# Comparing Correlations

Several groups have designs where they want to compare correlations. For example, you might be asking, "is the correlation between item norms for group A and B larger for CLMM estimates than for LMM estimates?"

Here's a quick example showing how to calculate this...

In [1]:
options(repr.plot.width=4, repr.plot.height=3.5)

Imagine we have the following data, with estimates for group A and group B, from an LMM (`lmer()`) and a CLMM (`clmm`).

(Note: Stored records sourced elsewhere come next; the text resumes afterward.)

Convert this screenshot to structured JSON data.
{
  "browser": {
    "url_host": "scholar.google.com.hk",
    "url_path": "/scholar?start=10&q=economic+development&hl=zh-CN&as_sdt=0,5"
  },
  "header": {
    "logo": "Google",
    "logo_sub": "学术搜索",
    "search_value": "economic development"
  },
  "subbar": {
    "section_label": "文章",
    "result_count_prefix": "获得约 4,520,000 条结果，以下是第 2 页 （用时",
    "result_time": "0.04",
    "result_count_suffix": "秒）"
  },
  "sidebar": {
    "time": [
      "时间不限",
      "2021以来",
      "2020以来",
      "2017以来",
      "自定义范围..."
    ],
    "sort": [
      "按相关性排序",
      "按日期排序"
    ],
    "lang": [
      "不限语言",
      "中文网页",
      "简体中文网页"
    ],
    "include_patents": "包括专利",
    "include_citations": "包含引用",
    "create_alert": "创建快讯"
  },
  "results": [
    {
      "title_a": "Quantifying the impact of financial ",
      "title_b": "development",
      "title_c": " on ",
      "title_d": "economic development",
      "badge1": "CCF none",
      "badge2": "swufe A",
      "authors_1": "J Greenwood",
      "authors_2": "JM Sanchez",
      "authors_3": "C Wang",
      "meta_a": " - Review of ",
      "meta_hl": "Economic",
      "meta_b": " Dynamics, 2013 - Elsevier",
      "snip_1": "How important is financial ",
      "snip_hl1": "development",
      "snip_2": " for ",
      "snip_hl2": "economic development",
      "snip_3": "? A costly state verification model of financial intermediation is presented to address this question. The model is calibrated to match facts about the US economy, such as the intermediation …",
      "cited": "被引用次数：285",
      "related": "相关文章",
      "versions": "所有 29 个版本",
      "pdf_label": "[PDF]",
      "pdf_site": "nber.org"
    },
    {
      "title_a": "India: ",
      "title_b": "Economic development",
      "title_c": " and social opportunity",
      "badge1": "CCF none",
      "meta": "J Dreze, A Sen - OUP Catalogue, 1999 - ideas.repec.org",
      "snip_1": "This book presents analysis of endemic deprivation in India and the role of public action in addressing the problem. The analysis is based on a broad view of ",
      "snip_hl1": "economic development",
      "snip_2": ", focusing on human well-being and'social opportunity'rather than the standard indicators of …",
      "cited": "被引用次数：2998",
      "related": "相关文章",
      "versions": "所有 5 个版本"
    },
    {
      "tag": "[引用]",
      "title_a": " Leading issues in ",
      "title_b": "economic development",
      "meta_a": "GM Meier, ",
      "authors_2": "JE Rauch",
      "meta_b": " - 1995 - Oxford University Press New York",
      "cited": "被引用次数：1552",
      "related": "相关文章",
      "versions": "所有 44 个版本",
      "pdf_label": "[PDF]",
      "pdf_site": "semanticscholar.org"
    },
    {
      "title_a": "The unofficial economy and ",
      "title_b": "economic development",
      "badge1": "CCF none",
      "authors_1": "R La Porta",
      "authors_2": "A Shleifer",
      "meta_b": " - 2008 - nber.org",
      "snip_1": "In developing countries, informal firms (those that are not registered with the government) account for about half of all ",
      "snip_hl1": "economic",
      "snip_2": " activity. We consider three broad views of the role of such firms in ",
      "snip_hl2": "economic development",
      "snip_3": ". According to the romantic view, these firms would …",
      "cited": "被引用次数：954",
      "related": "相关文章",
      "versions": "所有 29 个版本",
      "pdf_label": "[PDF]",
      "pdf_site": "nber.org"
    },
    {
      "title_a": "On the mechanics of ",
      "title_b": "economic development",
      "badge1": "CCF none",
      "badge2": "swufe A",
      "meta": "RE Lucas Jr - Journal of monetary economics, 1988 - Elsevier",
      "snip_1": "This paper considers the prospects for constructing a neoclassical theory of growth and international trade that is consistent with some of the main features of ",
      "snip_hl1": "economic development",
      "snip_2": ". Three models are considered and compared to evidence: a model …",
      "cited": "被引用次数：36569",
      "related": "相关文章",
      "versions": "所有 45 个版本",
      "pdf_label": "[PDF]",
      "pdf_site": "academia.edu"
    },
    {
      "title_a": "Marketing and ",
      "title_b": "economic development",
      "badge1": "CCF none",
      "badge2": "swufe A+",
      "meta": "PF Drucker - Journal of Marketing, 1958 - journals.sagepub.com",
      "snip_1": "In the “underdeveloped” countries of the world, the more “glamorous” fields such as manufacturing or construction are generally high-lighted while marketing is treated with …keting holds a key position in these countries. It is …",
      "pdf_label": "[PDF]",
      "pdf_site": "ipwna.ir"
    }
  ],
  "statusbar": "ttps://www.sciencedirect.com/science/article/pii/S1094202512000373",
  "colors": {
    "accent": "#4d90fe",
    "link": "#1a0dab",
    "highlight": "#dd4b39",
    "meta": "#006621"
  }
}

(I think these data are organised similarly to all the groups I talked to, but let me know if not!)

In [3]:
library(dplyr)
library(tidyr)
library(readr)
library(faux)
set.seed(42)

results_wide <- rnorm_multi(
    n = 100,
    vars = 4,
    mu = c(3, 3, 0, 0),
    sd = c(2.3, 2, 1, 1),
    r = c(
        1, 0.7, 0.68, 0.7,
        0.7, 1, 0.7, 0.69,
        0.68, 0.7, 1, 0.88,
        0.7, 0.69, 0.88, 1
    ),
    varnames = c("A_LMM", "B_LMM", "A_CLMM", "B_CLMM")
) |>
    as_tibble() |>
    mutate(item_id = sprintf("word_%03d", 1:n())) |>
    select(item_id, everything())

write_csv(results_wide, "example_wide_res.csv")

In [None]:
library(readr)
library(cocor)

results_wide <- read_csv("https://raw.githubusercontent.com/JackEdTaylor/expra-wise24/master/lecture/introduction/example_wide_res.csv")

print(results_wide)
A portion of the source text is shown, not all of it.